XHHES-FM
- Chihuahua, Chihuahua; Mexico;
- Frequency: 94.1 MHz
- Branding: La Patrona

Programming
- Format: Regional Mexican

Ownership
- Owner: Grupo Radiorama; (XEHES-AM, S.A. de C.V.);
- Operator: Grupo Bustillos Radio

History
- First air date: February 6, 1987 (concession)
- Former frequencies: 1040 kHz

Technical information
- Licensing authority: CRT
- Class: B1
- ERP: 25,000 watts
- HAAT: 30.23 m (99.2 ft)
- Transmitter coordinates: 28°36′53″N 106°03′16″W﻿ / ﻿28.61472°N 106.05444°W

Links
- Website: www.lapatronaradio.com.mx/chihuahua/

= XHHES-FM =

Radio station in Chihuahua, Chihuahua, Mexico

XHHES-FM is a radio station in Chihuahua, Chihuahua, Mexico. Broadcasting on 94.1 FM, XHHES is owned by Radiorama and operated by Grupo Bustillos Radio as La Patrona with a Regional Mexican format.

==History==
XHHES began operations in 1987 as XEHES-AM 1040. In the 1990s and early 2000s, the station broadcast Christian programming as Radio Luz.
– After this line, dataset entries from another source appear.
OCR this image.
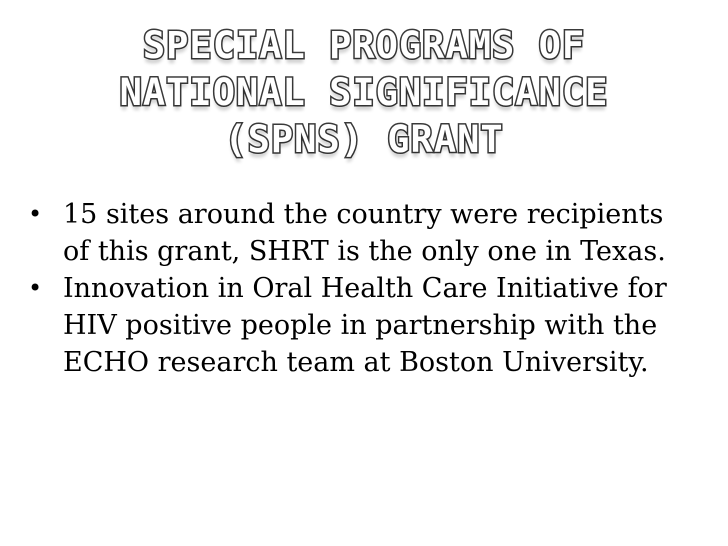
SPECIAL PROGRAMS OF
NATIONAL SIGNIFICANCE
(SPNS) GRANT
• 15 sites around the country were recipients of this grant, SHRT is the only one in Texas.
• Innovation in Oral Health Care Initiative for HIV positive people in partnership with the ECHO research team at Boston University.
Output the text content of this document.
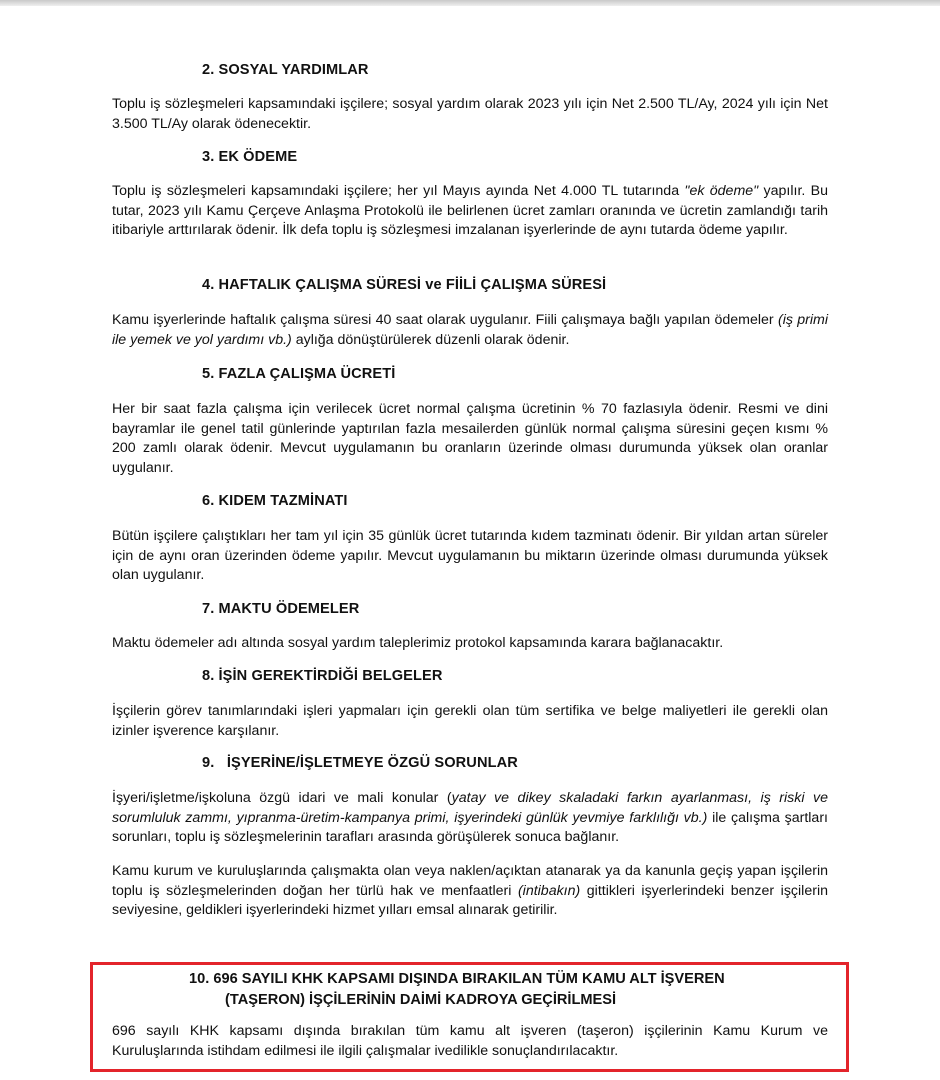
2. SOSYAL YARDIMLAR
Toplu iş sözleşmeleri kapsamındaki işçilere; sosyal yardım olarak 2023 yılı için Net 2.500 TL/Ay, 2024 yılı için Net 3.500 TL/Ay olarak ödenecektir.
3. EK ÖDEME
Toplu iş sözleşmeleri kapsamındaki işçilere; her yıl Mayıs ayında Net 4.000 TL tutarında "ek ödeme" yapılır. Bu tutar, 2023 yılı Kamu Çerçeve Anlaşma Protokolü ile belirlenen ücret zamları oranında ve ücretin zamlandığı tarih itibariyle arttırılarak ödenir. İlk defa toplu iş sözleşmesi imzalanan işyerlerinde de aynı tutarda ödeme yapılır.
4. HAFTALIK ÇALIŞMA SÜRESİ ve FİİLİ ÇALIŞMA SÜRESİ
Kamu işyerlerinde haftalık çalışma süresi 40 saat olarak uygulanır. Fiili çalışmaya bağlı yapılan ödemeler (iş primi ile yemek ve yol yardımı vb.) aylığa dönüştürülerek düzenli olarak ödenir.
5. FAZLA ÇALIŞMA ÜCRETİ
Her bir saat fazla çalışma için verilecek ücret normal çalışma ücretinin % 70 fazlasıyla ödenir. Resmi ve dini bayramlar ile genel tatil günlerinde yaptırılan fazla mesailerden günlük normal çalışma süresini geçen kısmı % 200 zamlı olarak ödenir. Mevcut uygulamanın bu oranların üzerinde olması durumunda yüksek olan oranlar uygulanır.
6. KIDEM TAZMİNATI
Bütün işçilere çalıştıkları her tam yıl için 35 günlük ücret tutarında kıdem tazminatı ödenir. Bir yıldan artan süreler için de aynı oran üzerinden ödeme yapılır. Mevcut uygulamanın bu miktarın üzerinde olması durumunda yüksek olan uygulanır.
7. MAKTU ÖDEMELER
Maktu ödemeler adı altında sosyal yardım taleplerimiz protokol kapsamında karara bağlanacaktır.
8. İŞİN GEREKTİRDİĞİ BELGELER
İşçilerin görev tanımlarındaki işleri yapmaları için gerekli olan tüm sertifika ve belge maliyetleri ile gerekli olan izinler işverence karşılanır.
9.   İŞYERİNE/İŞLETMEYE ÖZGÜ SORUNLAR
İşyeri/işletme/işkoluna özgü idari ve mali konular (yatay ve dikey skaladaki farkın ayarlanması, iş riski ve sorumluluk zammı, yıpranma-üretim-kampanya primi, işyerindeki günlük yevmiye farklılığı vb.) ile çalışma şartları sorunları, toplu iş sözleşmelerinin tarafları arasında görüşülerek sonuca bağlanır.
Kamu kurum ve kuruluşlarında çalışmakta olan veya naklen/açıktan atanarak ya da kanunla geçiş yapan işçilerin toplu iş sözleşmelerinden doğan her türlü hak ve menfaatleri (intibakın) gittikleri işyerlerindeki benzer işçilerin seviyesine, geldikleri işyerlerindeki hizmet yılları emsal alınarak getirilir.
10. 696 SAYILI KHK KAPSAMI DIŞINDA BIRAKILAN TÜM KAMU ALT İŞVEREN
(TAŞERON) İŞÇİLERİNİN DAİMİ KADROYA GEÇİRİLMESİ
696 sayılı KHK kapsamı dışında bırakılan tüm kamu alt işveren (taşeron) işçilerinin Kamu Kurum ve Kuruluşlarında istihdam edilmesi ile ilgili çalışmalar ivedilikle sonuçlandırılacaktır.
In 2004, it became Éxtasis Digital, an English-language adult contemporary music format previously on XHDI-FM 88.5. In 2007, Éxtasis Digital moved to XEFO-AM 680, and 1040 AM became Radiorama Siglo XXI, a news/talk format.
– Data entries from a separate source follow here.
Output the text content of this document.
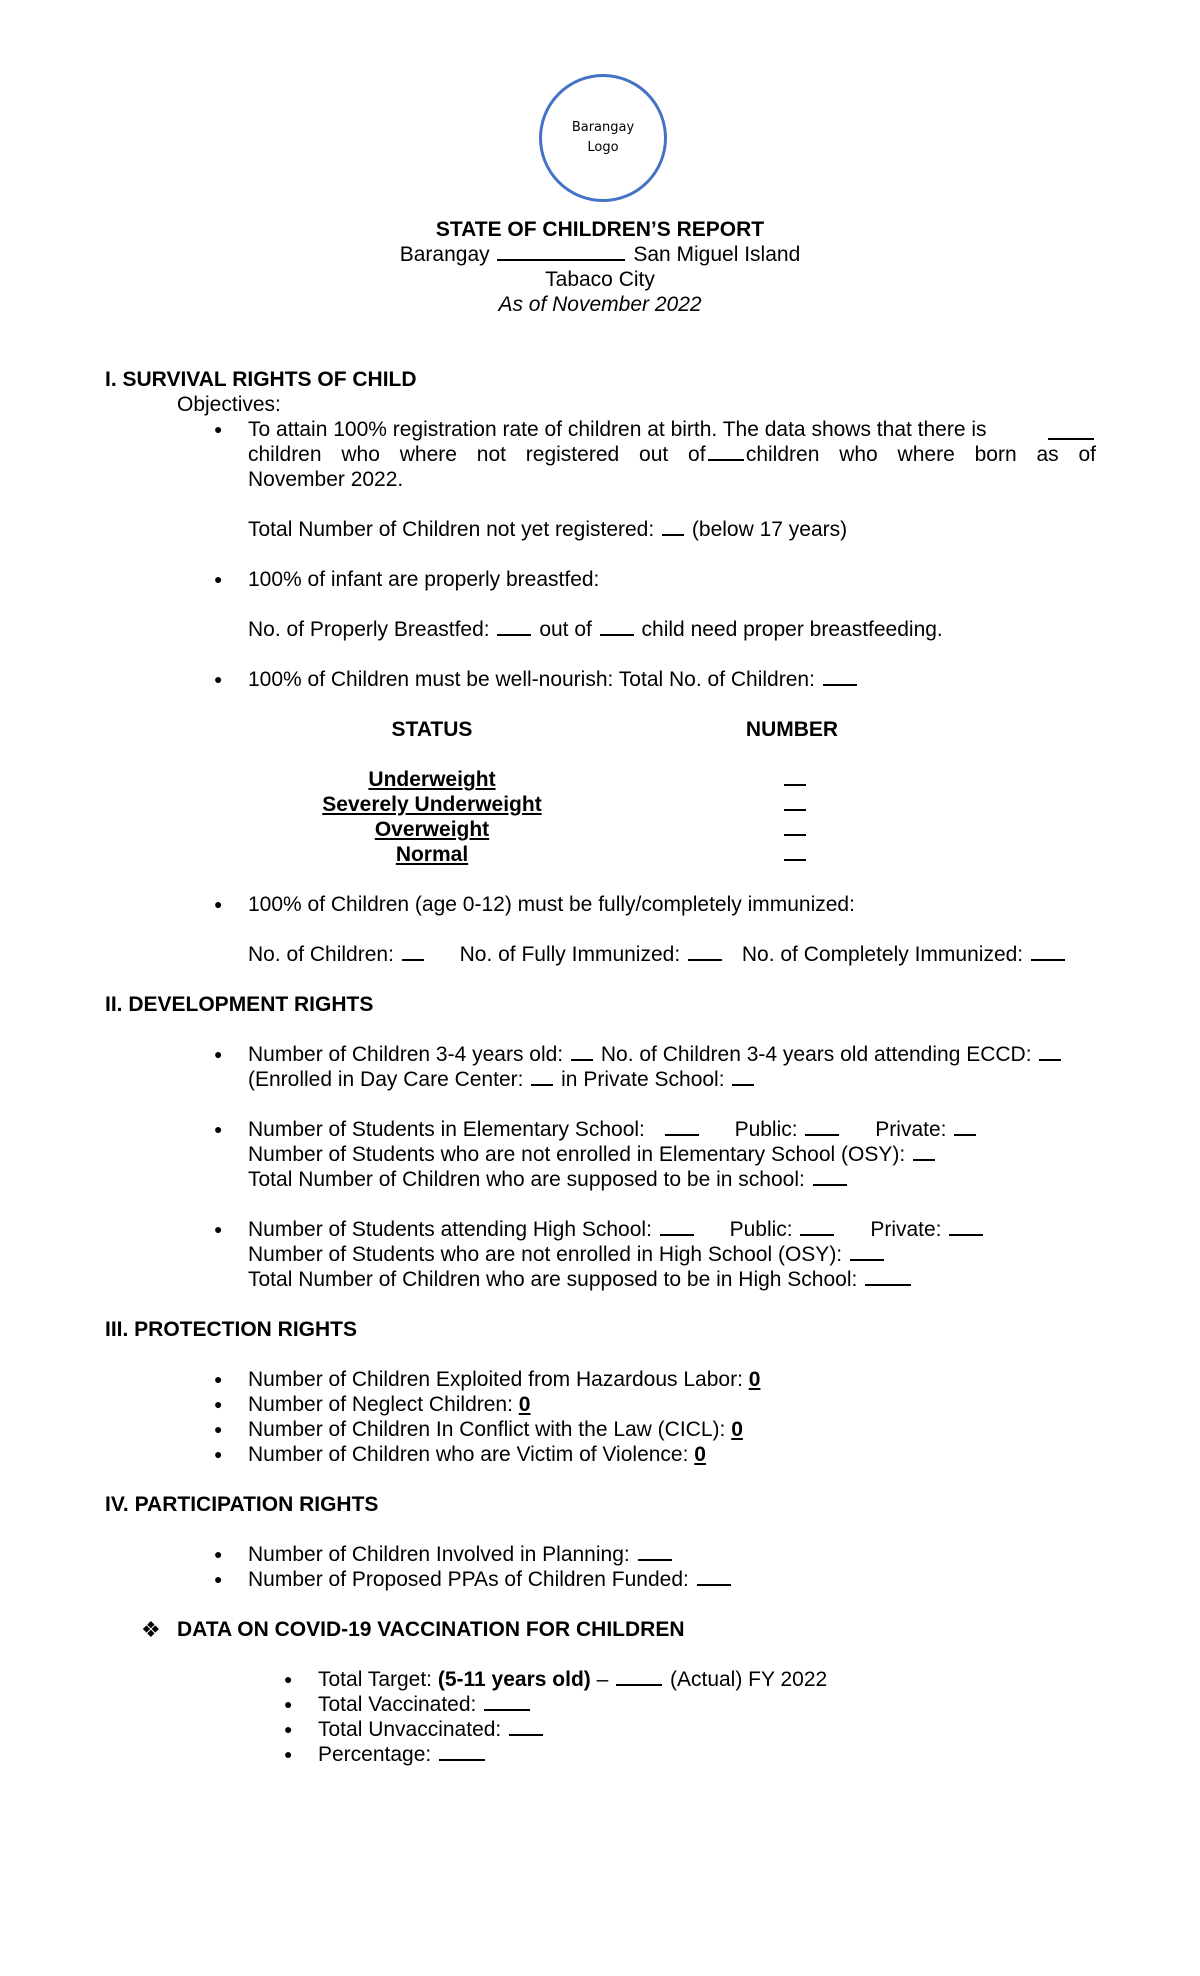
Barangay
Logo
STATE OF CHILDREN’S REPORT
Barangay	San Miguel Island
Tabaco City
As of November 2022
I. SURVIVAL RIGHTS OF CHILD
Objectives:
● To attain 100% registration rate of children at birth. The data shows that there is
children who where not registered out of children who where born as of
November 2022.
Total Number of Children not yet registered: (below 17 years)
● 100% of infant are properly breastfed:
No. of Properly Breastfed: out of child need proper breastfeeding.
● 100% of Children must be well-nourish: Total No. of Children:
STATUS	NUMBER
Underweight
Severely Underweight
Overweight
Normal
● 100% of Children (age 0-12) must be fully/completely immunized:
No. of Children:	No. of Fully Immunized:	No. of Completely Immunized:
II. DEVELOPMENT RIGHTS
● Number of Children 3-4 years old: No. of Children 3-4 years old attending ECCD:
(Enrolled in Day Care Center: in Private School:
● Number of Students in Elementary School:	Public:	Private:
Number of Students who are not enrolled in Elementary School (OSY):
Total Number of Children who are supposed to be in school:
● Number of Students attending High School:	Public:	Private:
Number of Students who are not enrolled in High School (OSY):
Total Number of Children who are supposed to be in High School:
III. PROTECTION RIGHTS
● Number of Children Exploited from Hazardous Labor: 0
● Number of Neglect Children: 0
● Number of Children In Conflict with the Law (CICL): 0
● Number of Children who are Victim of Violence: 0
IV. PARTICIPATION RIGHTS
● Number of Children Involved in Planning:
● Number of Proposed PPAs of Children Funded:
❖ DATA ON COVID-19 VACCINATION FOR CHILDREN
● Total Target: (5-11 years old) –	(Actual) FY 2022
● Total Vaccinated:
● Total Unvaccinated:
● Percentage:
XEHES received approval to migrate to FM in 2011. In 2013, Grupo BM Radio began operating XHHES with a pop format known as Estéreo Sensación.

In 2016, XHHES and XHUA-FM 90.1 switched formats and operation, with XHHES inheriting the longtime Estéreo Vida contemporary format.

In 2020, Grupo Bustillos Radio took over operation of XHHES-FM and flipped the station to its La Patrona format of Regional Mexican music.